Thursday, 16 July 2009

Divide

Playlist

New Divide by Linkin Park

I was eating ice cream last night. Eating ice cream and thinking about the things I'd done, things I am about to do, things I should have done and most importantly, the things that I want to do. They say that dreams are stuff we think of when we are sleeping and are just dreams, and others say that dreams are the stuff that keeps our reality from being too grim. I was thinking about my dreams. Or rather, the rather troubling lack of them. I do not have a 'real' dream. Like there is something that I must do before I die. Maybe its a sign of a privileged upbringing. Maybe its a sign of just how depraved I am to not have the slightest inkling of what I want. The absence and presence of anything distinct in my future has no real effect on me. When people start talking about their future career path, about their dream home, ideal wedding, preferred boyfriend qualities... My response is devoid of desire. I really have no idea. Its not that I never thought of it. I certainly have. I've tried creating possible outcomes. I've tried through the process of elimination. Nothing crops up. Everything disappears. Maybe my ideal is too far removed from the normal sphere of thought. Maybe.

I kind of hate myself. Because I know I've hurt my friends. One prime example is a perfectly decent person, which is why I can consider her a friend. I feel guilty everytime I see her because of what I did and what I did not do. I was one of those who contributed to her suffering. I did not stand up for what I believed in. In short, I was an accomplice in the act of bullying. Yes. Ugly, disgusting practice that occurs even in a class of young adults. I stopped. But the very fact that I was part of it for a moment makes my skin crawl when I think about it. I'm not friends with her because I pity her. I'm friends with her becuase I realised that she's an interesting, caring and responsible person. Among other less tangible reasons. I hate myself for hurting someone I like. Yeah, I definitely like her. Which is why I bother to listen to her, reply SMSes and all the things that you do when you care for someone.


I am about to embark on a journey that will change me as a person. I will meet new people, old accquaintences that I thought I left behind, and old enemies that I want to leave behind. I will see things that I had rather not see, and I will learn things that I have always wanted to know. I will gain things, and inadvertedbly lose things along the way. I may become someone I would hate now. I may very well turn into a pillar of exemplary conduct. HAHA. In short, I will change. If you see signs of me turning into this fugly monster snarling and snapping away, I hope you will correct my habits. I cannot promise that I shan't swear and try to rip you to shreds, but for the benefit of mankind... I do hope you understand.

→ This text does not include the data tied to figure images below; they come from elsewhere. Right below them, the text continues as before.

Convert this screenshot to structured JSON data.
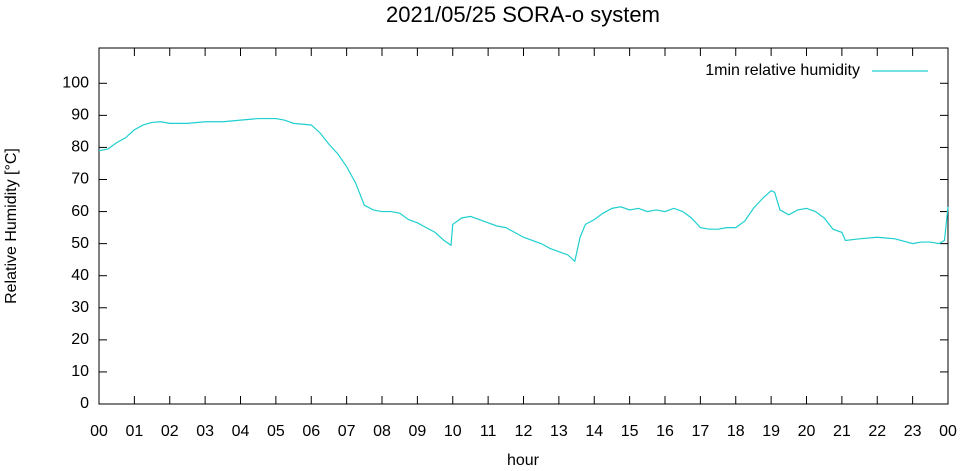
{
  "chart_data": {
    "type": "line",
    "title": "2021/05/25 SORA-o system",
    "xlabel": "hour",
    "ylabel": "Relative Humidity [°C]",
    "xlim": [
      0,
      24
    ],
    "ylim": [
      0,
      111
    ],
    "xticks": [
      {
        "value": 0,
        "label": "00"
      },
      {
        "value": 1,
        "label": "01"
      },
      {
        "value": 2,
        "label": "02"
      },
      {
        "value": 3,
        "label": "03"
      },
      {
        "value": 4,
        "label": "04"
      },
      {
        "value": 5,
        "label": "05"
      },
      {
        "value": 6,
        "label": "06"
      },
      {
        "value": 7,
        "label": "07"
      },
      {
        "value": 8,
        "label": "08"
      },
      {
        "value": 9,
        "label": "09"
      },
      {
        "value": 10,
        "label": "10"
      },
      {
        "value": 11,
        "label": "11"
      },
      {
        "value": 12,
        "label": "12"
      },
      {
        "value": 13,
        "label": "13"
      },
      {
        "value": 14,
        "label": "14"
      },
      {
        "value": 15,
        "label": "15"
      },
      {
        "value": 16,
        "label": "16"
      },
      {
        "value": 17,
        "label": "17"
      },
      {
        "value": 18,
        "label": "18"
      },
      {
        "value": 19,
        "label": "19"
      },
      {
        "value": 20,
        "label": "20"
      },
      {
        "value": 21,
        "label": "21"
      },
      {
        "value": 22,
        "label": "22"
      },
      {
        "value": 23,
        "label": "23"
      },
      {
        "value": 24,
        "label": "00"
      }
    ],
    "yticks": [
      0,
      10,
      20,
      30,
      40,
      50,
      60,
      70,
      80,
      90,
      100
    ],
    "legend": "top-right",
    "grid": false,
    "x": [
      0,
      0.25,
      0.5,
      0.75,
      1,
      1.25,
      1.5,
      1.75,
      2,
      2.5,
      3,
      3.5,
      4,
      4.5,
      5,
      5.25,
      5.5,
      6,
      6.25,
      6.5,
      6.75,
      7,
      7.25,
      7.5,
      7.75,
      8,
      8.25,
      8.5,
      8.75,
      9,
      9.25,
      9.5,
      9.75,
      9.95,
      10,
      10.25,
      10.5,
      10.75,
      11,
      11.25,
      11.5,
      11.75,
      12,
      12.25,
      12.5,
      12.75,
      13,
      13.25,
      13.45,
      13.6,
      13.75,
      14,
      14.25,
      14.5,
      14.75,
      15,
      15.25,
      15.5,
      15.75,
      16,
      16.25,
      16.5,
      16.75,
      17,
      17.25,
      17.5,
      17.75,
      18,
      18.25,
      18.5,
      18.75,
      19,
      19.1,
      19.25,
      19.5,
      19.75,
      20,
      20.25,
      20.5,
      20.75,
      21,
      21.1,
      21.5,
      22,
      22.5,
      23,
      23.25,
      23.5,
      23.75,
      23.9,
      24
    ],
    "series": [
      {
        "name": "1min relative humidity",
        "color": "#1fcfcf",
        "values": [
          79,
          79.5,
          81.5,
          83,
          85.5,
          87,
          87.8,
          88,
          87.5,
          87.5,
          88,
          88,
          88.5,
          89,
          89,
          88.5,
          87.5,
          87,
          84.5,
          81,
          78,
          74,
          69,
          62,
          60.5,
          60,
          60,
          59.5,
          57.5,
          56.5,
          55,
          53.5,
          51,
          49.5,
          56,
          58,
          58.5,
          57.5,
          56.5,
          55.5,
          55,
          53.5,
          52,
          51,
          50,
          48.5,
          47.5,
          46.5,
          44.5,
          52,
          56,
          57.5,
          59.5,
          61,
          61.5,
          60.5,
          61,
          60,
          60.5,
          60,
          61,
          60,
          58,
          55,
          54.5,
          54.5,
          55,
          55,
          57,
          61,
          64,
          66.5,
          66,
          60.5,
          59,
          60.5,
          61,
          60,
          58,
          54.5,
          53.5,
          51,
          51.5,
          52,
          51.5,
          50,
          50.5,
          50.5,
          50,
          51,
          61.5
        ]
      }
    ]
  }
}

This is a short post because I am in no mood for lenghty self analysis. If I look too hard at myself and my life, I am bound to find an entire wall of scratches, dirt, grime and all sort of nasty stuff. Its like straing at your reflection in the mirror. After the novelty of self-awareness is over, you start noticing the pimples. The scars. Messy hair. Slight irregularities here and there. And then you see a monster staring back at you in the mirror. Unpleasant experience. Yes, you can say that I have poor self-esteem. My ego is my weakness and strength. I can only be hurt by the people who matter to me. I could not care less about what the general human population thinks of me, but if my friends or family was to say I look fat or ugly... I think my world would come crashing down. HAHA. So the entire fiasco with my family? Yeah, talk to me and you can start to see the numerous scars. yes, I was badly hurt. Dragged through an emotional mill. Barbed wires, bazookas, bombs. Torn apart and hastily put back together for my final exams. I'm not surprised my grades are a mess. And the people responsible for it blame me for being afffected. Bloody hypocrites. I shall not dwell on this. Else I'll probably never end this post. Lets just leave it at the admission that I have not been happy since the day it all began.

"Loving someone makes you weak, but those who are truly strong knows that it is not true weakness."